「第一王都へようこそ。ユリサ・キダフレニー」

 軍服を着込んだお姉さんが、馬車を覗き込んだ。テヴィーと名乗る彼女は、鋭い目つきを少し緩めた。

「これから軽い身体検査を受けていただきます。とりあえずこの服に着替えてください」

 テヴィーさんが差し出した白い服を私は慌てて受け取る。テヴィーさんは恭しく、音を立てないように扉を閉めた。
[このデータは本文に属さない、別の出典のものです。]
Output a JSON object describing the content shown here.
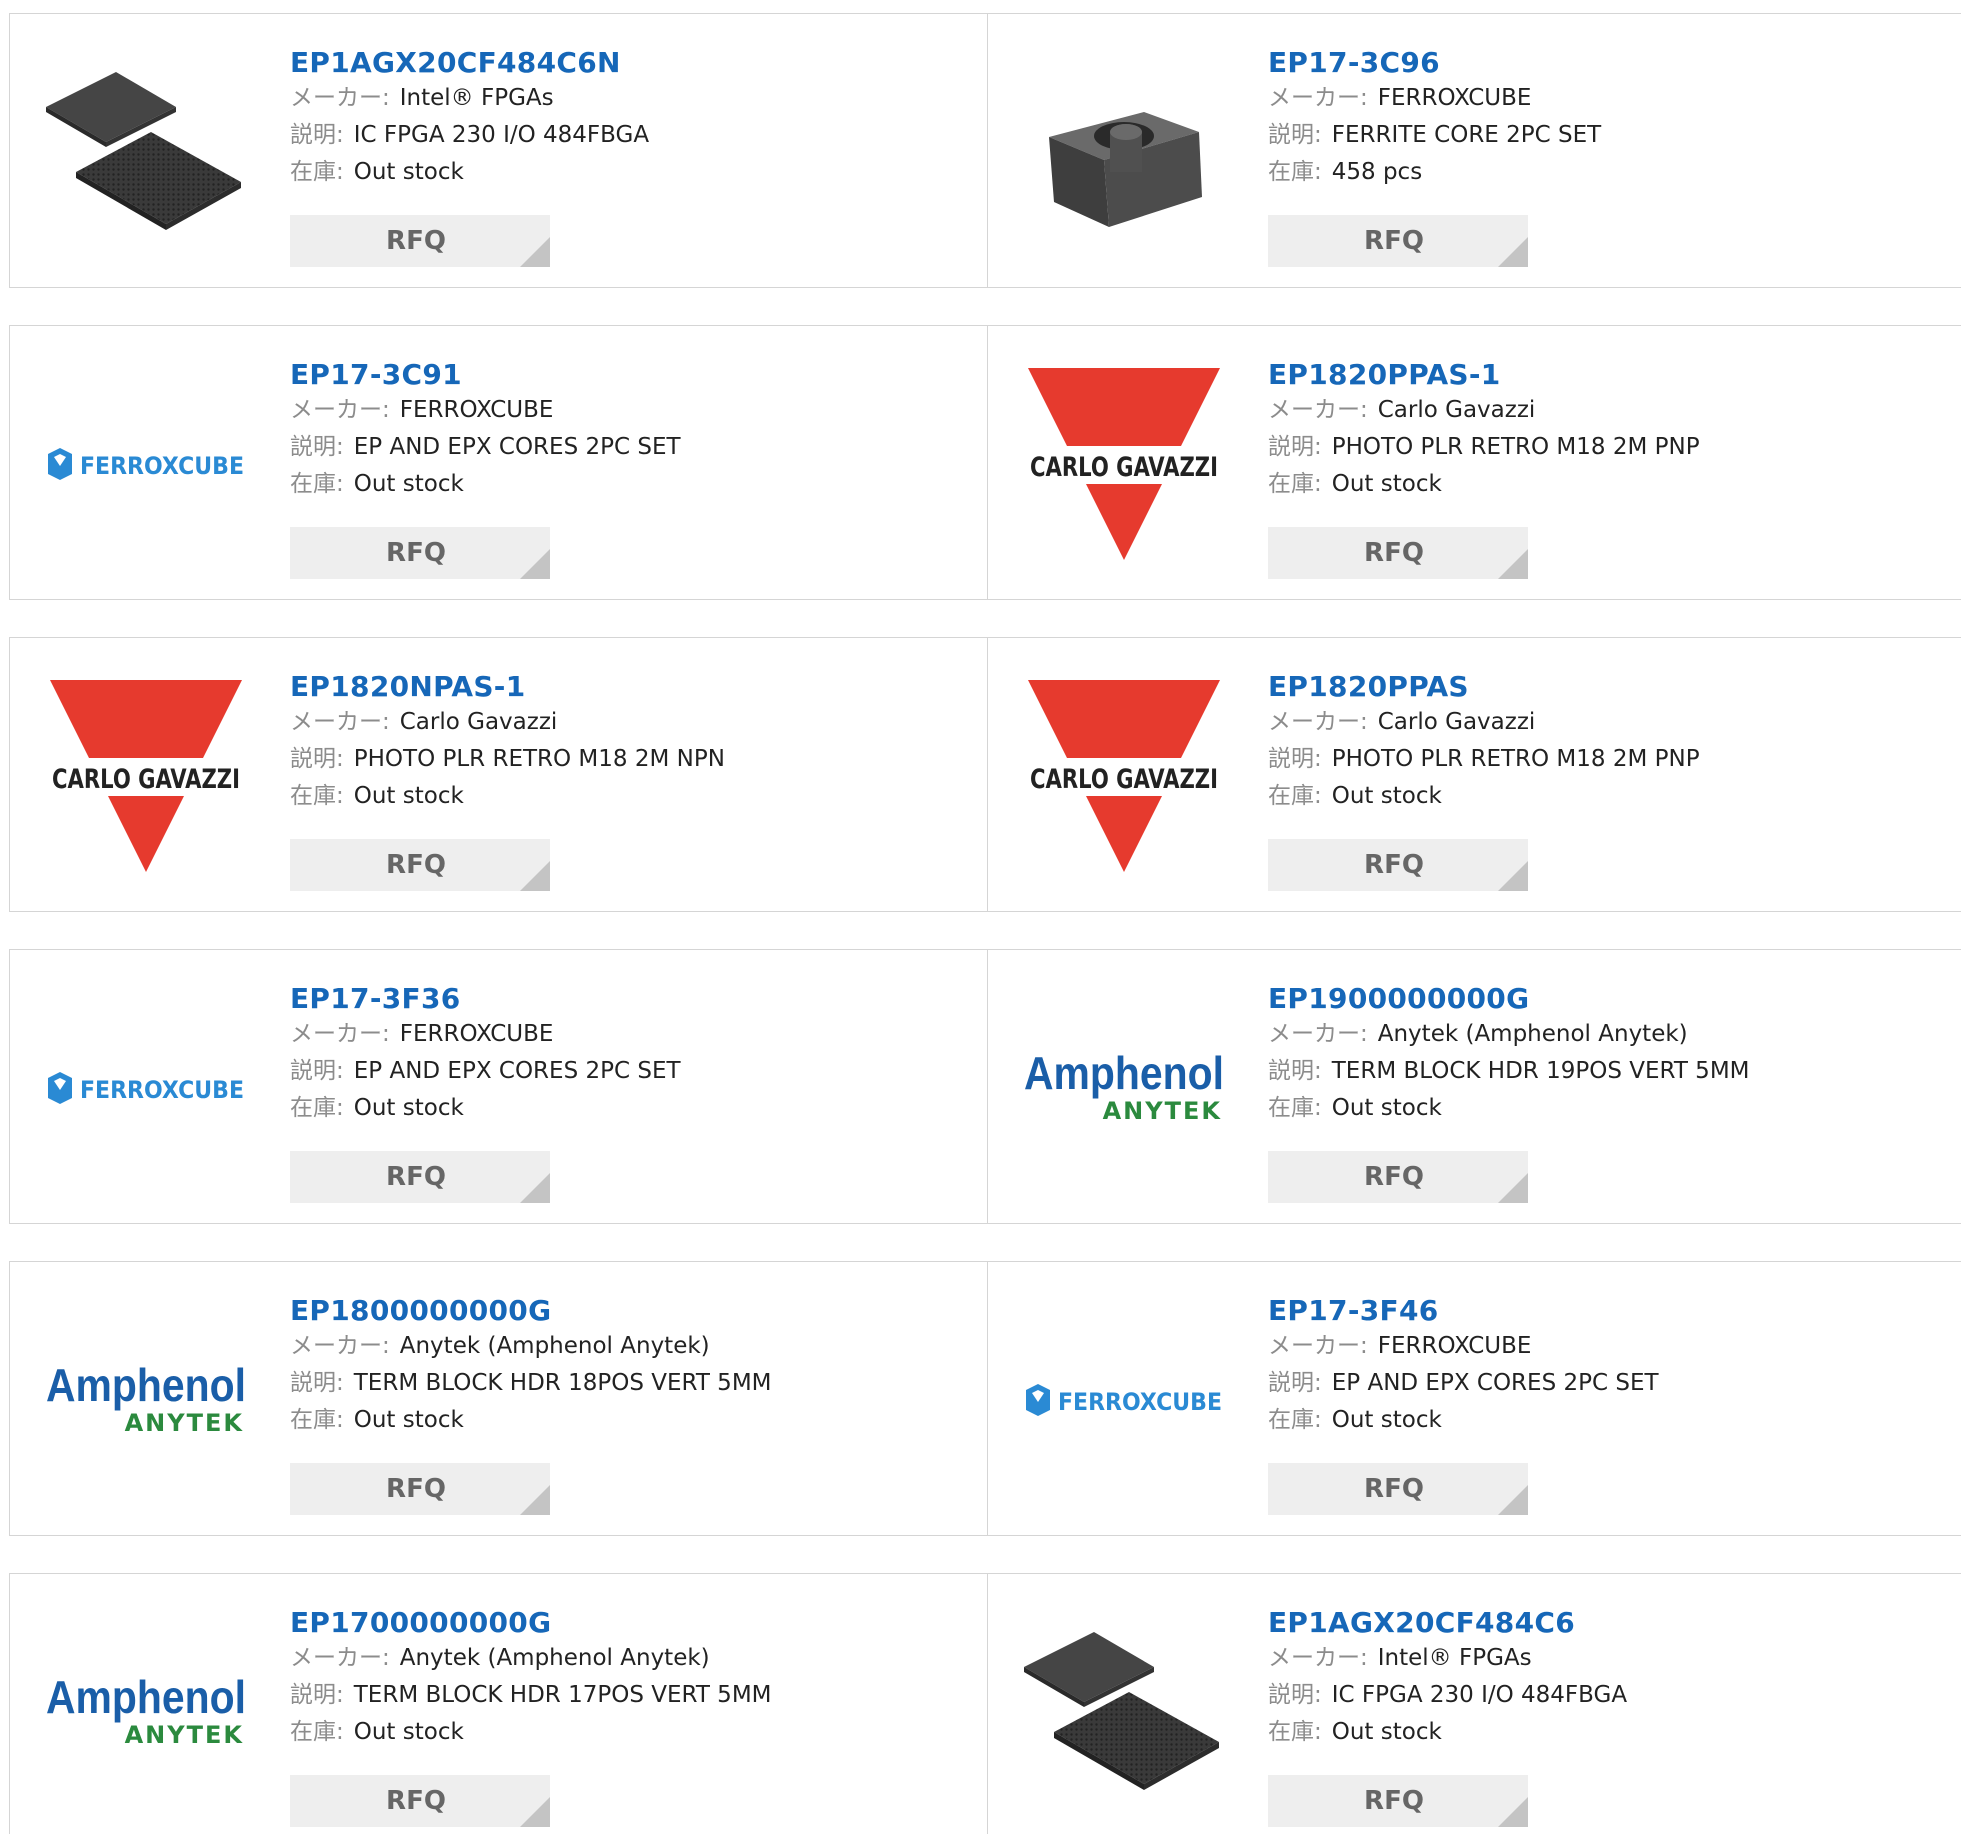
{
  "labels": {
    "maker": "メーカー:",
    "description": "説明:",
    "stock": "在庫:"
  },
  "rfq_label": "RFQ",
  "colors": {
    "link": "#1667b8",
    "cg_red": "#e63a2e",
    "amp_blue": "#1a5ea8",
    "amp_green": "#2b8a3e",
    "fx_blue": "#2a8ad4"
  },
  "products": [
    {
      "part": "EP1AGX20CF484C6N",
      "maker": "Intel® FPGAs",
      "description": "IC FPGA 230 I/O 484FBGA",
      "stock": "Out stock",
      "image": "chip"
    },
    {
      "part": "EP17-3C96",
      "maker": "FERROXCUBE",
      "description": "FERRITE CORE 2PC SET",
      "stock": "458 pcs",
      "image": "ferrite-core"
    },
    {
      "part": "EP17-3C91",
      "maker": "FERROXCUBE",
      "description": "EP AND EPX CORES 2PC SET",
      "stock": "Out stock",
      "image": "ferroxcube-logo"
    },
    {
      "part": "EP1820PPAS-1",
      "maker": "Carlo Gavazzi",
      "description": "PHOTO PLR RETRO M18 2M PNP",
      "stock": "Out stock",
      "image": "carlo-gavazzi-logo"
    },
    {
      "part": "EP1820NPAS-1",
      "maker": "Carlo Gavazzi",
      "description": "PHOTO PLR RETRO M18 2M NPN",
      "stock": "Out stock",
      "image": "carlo-gavazzi-logo"
    },
    {
      "part": "EP1820PPAS",
      "maker": "Carlo Gavazzi",
      "description": "PHOTO PLR RETRO M18 2M PNP",
      "stock": "Out stock",
      "image": "carlo-gavazzi-logo"
    },
    {
      "part": "EP17-3F36",
      "maker": "FERROXCUBE",
      "description": "EP AND EPX CORES 2PC SET",
      "stock": "Out stock",
      "image": "ferroxcube-logo"
    },
    {
      "part": "EP1900000000G",
      "maker": "Anytek (Amphenol Anytek)",
      "description": "TERM BLOCK HDR 19POS VERT 5MM",
      "stock": "Out stock",
      "image": "amphenol-logo"
    },
    {
      "part": "EP1800000000G",
      "maker": "Anytek (Amphenol Anytek)",
      "description": "TERM BLOCK HDR 18POS VERT 5MM",
      "stock": "Out stock",
      "image": "amphenol-logo"
    },
    {
      "part": "EP17-3F46",
      "maker": "FERROXCUBE",
      "description": "EP AND EPX CORES 2PC SET",
      "stock": "Out stock",
      "image": "ferroxcube-logo"
    },
    {
      "part": "EP1700000000G",
      "maker": "Anytek (Amphenol Anytek)",
      "description": "TERM BLOCK HDR 17POS VERT 5MM",
      "stock": "Out stock",
      "image": "amphenol-logo"
    },
    {
      "part": "EP1AGX20CF484C6",
      "maker": "Intel® FPGAs",
      "description": "IC FPGA 230 I/O 484FBGA",
      "stock": "Out stock",
      "image": "chip"
    }
  ],
  "logos": {
    "carlo_gavazzi": "CARLO GAVAZZI",
    "ferroxcube": "FERROXCUBE",
    "amphenol_top": "Amphenol",
    "amphenol_bottom": "ANYTEK"
  }
}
 第一王都まで、来てしまったのか。私はいまだに信じられなかった。
 ただ、テヴィーさんを待たせるわけにはいかない。私は服を広げてみると、「わぁ」と歓声を上げてしまった。
 服は白い軍服だった。私を救ってくれた聖騎士様の鎧と、同じ白さだ。
 すごい。かっこいい。
 素直な感嘆とともに、肺の底が重たくなっていく感覚もある。
 この精錬な白さには一種の圧力があった。聖女となる運命から逃げてはいけない、といった暴力的なまでの使命感にとりつかれそうになる。

「お、お待たせ、いたしました!テヴィーさん」
「お早いですね。……それと、ユリサ」
「はい」

 テヴィーさんの嗜めるような口調はまるで司祭様のようだ。思わず背筋が伸びてしまう。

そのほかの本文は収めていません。